Musicalement, imaginez une guitare au son quelque peu stoogien (ce qui n’est pas une performance en soi, donnez-moi un Marshall, une fuzz-disto et une Les Paul et je vous fais un son stoogien en diable). D’accord, les solos sont passés de mode. Mais dans le cas des Ramones, on a envie de dire que ça tombe à pic : quand un type éprouve des difficultés à enchaîner trois riffs (toujours les mêmes !), riffs que soutient à grand peine une section rythmique morose, on a peur pour la mémoire de Ron Asheton. Quant aux vocaux, on les oublierait instantanément si le chanteur ne hurlait des horreurs du genre – je n’ai que l’embarras du choix : « cogne la môme avec une batte de base-ball », ou « J’veux pas me balader avec toi (3 fois) / Alors pourquoi tu veux te balader avec moi ? ». Et puis la profession de foi : « J’étais un béret vert au Viet-Nam. » Et le nouvel hymne : « Tous les mômes veulent sniffer de la colle » Etc… Chaque morceau est enchaîné au précédent, le total des faces est de quatorze minutes environ.
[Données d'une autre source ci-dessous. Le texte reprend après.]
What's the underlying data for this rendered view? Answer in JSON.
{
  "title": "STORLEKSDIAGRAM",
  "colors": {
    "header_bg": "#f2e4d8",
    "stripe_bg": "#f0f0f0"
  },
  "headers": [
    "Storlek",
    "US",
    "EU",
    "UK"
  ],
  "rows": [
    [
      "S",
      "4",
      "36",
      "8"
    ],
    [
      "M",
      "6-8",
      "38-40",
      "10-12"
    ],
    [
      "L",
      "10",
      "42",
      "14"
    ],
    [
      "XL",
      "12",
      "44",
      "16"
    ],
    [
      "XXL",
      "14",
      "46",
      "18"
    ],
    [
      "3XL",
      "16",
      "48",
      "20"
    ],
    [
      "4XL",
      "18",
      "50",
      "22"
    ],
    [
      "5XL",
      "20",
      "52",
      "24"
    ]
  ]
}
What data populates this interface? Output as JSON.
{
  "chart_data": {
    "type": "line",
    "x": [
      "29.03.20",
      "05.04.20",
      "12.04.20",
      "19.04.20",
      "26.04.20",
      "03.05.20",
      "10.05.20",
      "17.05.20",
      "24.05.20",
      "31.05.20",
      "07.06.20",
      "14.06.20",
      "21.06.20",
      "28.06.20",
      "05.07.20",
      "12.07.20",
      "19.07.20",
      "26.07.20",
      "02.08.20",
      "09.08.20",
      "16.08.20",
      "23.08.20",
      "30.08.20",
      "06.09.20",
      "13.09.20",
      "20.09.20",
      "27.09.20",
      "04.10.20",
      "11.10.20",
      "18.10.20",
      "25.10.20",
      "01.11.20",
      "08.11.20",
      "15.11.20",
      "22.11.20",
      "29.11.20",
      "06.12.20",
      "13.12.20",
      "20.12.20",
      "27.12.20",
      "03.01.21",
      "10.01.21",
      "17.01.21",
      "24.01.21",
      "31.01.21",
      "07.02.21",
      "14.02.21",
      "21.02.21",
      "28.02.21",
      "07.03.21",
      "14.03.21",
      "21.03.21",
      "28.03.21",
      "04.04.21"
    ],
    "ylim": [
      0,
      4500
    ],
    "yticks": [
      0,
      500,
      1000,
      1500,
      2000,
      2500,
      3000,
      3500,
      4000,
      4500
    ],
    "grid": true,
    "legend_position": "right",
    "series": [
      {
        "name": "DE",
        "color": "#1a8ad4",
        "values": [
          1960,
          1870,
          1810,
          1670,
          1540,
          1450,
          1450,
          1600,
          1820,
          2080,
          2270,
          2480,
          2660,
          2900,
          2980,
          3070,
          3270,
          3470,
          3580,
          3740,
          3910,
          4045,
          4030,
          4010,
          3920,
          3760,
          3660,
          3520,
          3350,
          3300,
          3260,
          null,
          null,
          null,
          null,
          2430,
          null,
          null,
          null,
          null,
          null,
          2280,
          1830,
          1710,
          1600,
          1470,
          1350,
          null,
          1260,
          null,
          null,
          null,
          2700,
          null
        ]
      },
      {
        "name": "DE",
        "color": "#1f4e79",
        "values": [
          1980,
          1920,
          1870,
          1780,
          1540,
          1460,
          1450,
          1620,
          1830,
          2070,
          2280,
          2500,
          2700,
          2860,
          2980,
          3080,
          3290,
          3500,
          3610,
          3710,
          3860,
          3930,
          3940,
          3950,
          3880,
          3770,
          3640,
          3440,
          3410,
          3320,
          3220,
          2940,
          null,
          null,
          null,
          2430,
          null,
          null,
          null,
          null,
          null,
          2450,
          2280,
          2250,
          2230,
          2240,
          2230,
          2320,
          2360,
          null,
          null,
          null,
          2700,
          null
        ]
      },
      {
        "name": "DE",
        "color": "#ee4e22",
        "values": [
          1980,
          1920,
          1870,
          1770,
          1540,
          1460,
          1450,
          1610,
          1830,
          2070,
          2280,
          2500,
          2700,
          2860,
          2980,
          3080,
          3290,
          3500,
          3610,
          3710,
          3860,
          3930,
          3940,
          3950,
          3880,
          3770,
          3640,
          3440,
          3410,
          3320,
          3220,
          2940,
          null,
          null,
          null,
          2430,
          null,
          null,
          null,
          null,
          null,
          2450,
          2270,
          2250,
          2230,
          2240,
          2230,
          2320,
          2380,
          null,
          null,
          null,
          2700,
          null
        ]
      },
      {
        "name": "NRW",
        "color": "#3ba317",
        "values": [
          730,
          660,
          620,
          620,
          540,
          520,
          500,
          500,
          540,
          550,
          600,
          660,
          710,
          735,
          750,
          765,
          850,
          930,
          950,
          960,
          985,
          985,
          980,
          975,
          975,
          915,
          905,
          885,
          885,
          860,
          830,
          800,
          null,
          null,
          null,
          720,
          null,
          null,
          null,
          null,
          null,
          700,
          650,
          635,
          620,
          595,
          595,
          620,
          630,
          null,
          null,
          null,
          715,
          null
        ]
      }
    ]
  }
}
Résumons-nous : les Ramones représentent une partie infime de cette énergie que les Stooges ont canalisée au péril de leur vie et avec une maestria bien connue. Mais je veux bien être pendu si en fait les Ramones ne sont pas le groupe le plus propre et le moins dangereux du monde. Et c’est dans leur monotone régularité dans l’outrage qui bien vite ennuie et rappelle la lecture d’un roman porno spécialisé dans telle ou telle perversion, mais pas une autre, attention. Je suppose que si les Ramones faisaient leur truc pendant que je buvais ma bière dans un troquet, je partirais pas avant de l’avoir finie. Bon, mais de là à en faire un album, il y a un gouffre dans les moyens qu’ils ne possèdent pas. A la limite, l’achat du simple « Blitzkrieg Bop / Havana Affair » suffirait amplement, et serait même recommandable. Mais pour de plus amples informations sur le côté sauvage de New-York, allez plutôt réécouter les deux chefs-d’œuvre que sont « Go Girls Crazy » des Dictators et « Metal Machine Music » de cette vraie personnalité qui s’appelle Lou Reed.